Mama-to-be says: We have nicknamed my pregnancy pillow, Lochy, AKA the Loch Ness Monster. My husband feels it may be trying to kill him in the night. Every night, at around 2am, it seems to find its way over to him and his face. Nothing to do with me, really! I don’t actually feel at all comfortable with my pregnancy pillow as I don’t think my belly is big enough to need support yet, so for now, it has been retired into the closet, much to the hubby’s delight. My baby, on the other hand, seems happy to party at night (like her mother used to a long time ago…), which is such a lovely feeling to fall asleep to. My baby and my bladder definitely tell me if I have accidentally rolled onto my stomach, so it helps me re-position.
Midwife says: Naturally, women’s body’s were all different before pregnancy, and so it’s expected that the changes during pregnancy will also be vastly different. Changes in the uterus, breasts and skin can be obvious.
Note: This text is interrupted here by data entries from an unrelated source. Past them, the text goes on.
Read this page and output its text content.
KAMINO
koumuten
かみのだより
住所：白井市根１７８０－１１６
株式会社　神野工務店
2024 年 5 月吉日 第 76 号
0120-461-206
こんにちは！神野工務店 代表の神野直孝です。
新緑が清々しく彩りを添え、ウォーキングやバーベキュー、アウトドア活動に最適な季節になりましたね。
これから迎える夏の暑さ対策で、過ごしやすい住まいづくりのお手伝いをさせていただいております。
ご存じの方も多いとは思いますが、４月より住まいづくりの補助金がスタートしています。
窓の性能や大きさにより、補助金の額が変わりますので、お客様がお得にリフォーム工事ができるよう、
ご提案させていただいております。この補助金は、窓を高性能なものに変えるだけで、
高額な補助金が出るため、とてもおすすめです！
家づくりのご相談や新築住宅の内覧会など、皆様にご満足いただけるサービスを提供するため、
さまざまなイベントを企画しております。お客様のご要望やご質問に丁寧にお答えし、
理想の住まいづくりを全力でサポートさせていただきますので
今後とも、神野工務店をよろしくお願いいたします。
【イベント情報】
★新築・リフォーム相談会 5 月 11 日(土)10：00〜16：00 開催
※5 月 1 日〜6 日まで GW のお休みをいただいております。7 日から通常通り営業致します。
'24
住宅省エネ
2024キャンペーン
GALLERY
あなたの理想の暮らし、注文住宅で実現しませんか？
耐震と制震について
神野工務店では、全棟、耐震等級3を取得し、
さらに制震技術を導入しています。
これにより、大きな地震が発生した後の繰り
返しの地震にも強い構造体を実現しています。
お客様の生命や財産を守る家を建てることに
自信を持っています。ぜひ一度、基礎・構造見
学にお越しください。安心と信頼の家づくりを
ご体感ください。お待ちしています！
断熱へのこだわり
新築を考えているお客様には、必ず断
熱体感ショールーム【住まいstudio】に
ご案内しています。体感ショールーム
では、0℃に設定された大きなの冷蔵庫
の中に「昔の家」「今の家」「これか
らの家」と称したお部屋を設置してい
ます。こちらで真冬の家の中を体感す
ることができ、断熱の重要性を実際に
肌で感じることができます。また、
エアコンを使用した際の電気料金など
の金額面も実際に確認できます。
Weight gain is one of the things that women worry about the most and comparing “kilo’s gained” with other women is not the ideal way to maintain a positive body image. As women, we get used to looking at the scales for weight gain and weight loss in terms of fat. But gain in pregnancy is not just that, it is also increased fluid, blood, uterine space, baby, placenta, amniotic fluid and much more. Give your self positive vibes and put yourself and your health first. Soon you will find that a little someone takes up all of your time.
Mama-to-be says: I have always been a little shy of my belly and avoid directing any attention to it, so it has been a big (and pleasantly surprising) mental change, that I find myself proud of my new belly. Now touching and stroking my stomach feels nice and nurturing, my husband kissing my belly doesn’t make me squirm anymore and watching baby kick has become one of our favourite rituals. In a world where women’s bodies are so scrutinised and sexualised, it is nice to think of the body as what it is: an amazing, super machine that is working to its full capabilities. I see pregnant women every day, but it never ceases to amaze me how magical the body can be… And there is a kick just to prove my point!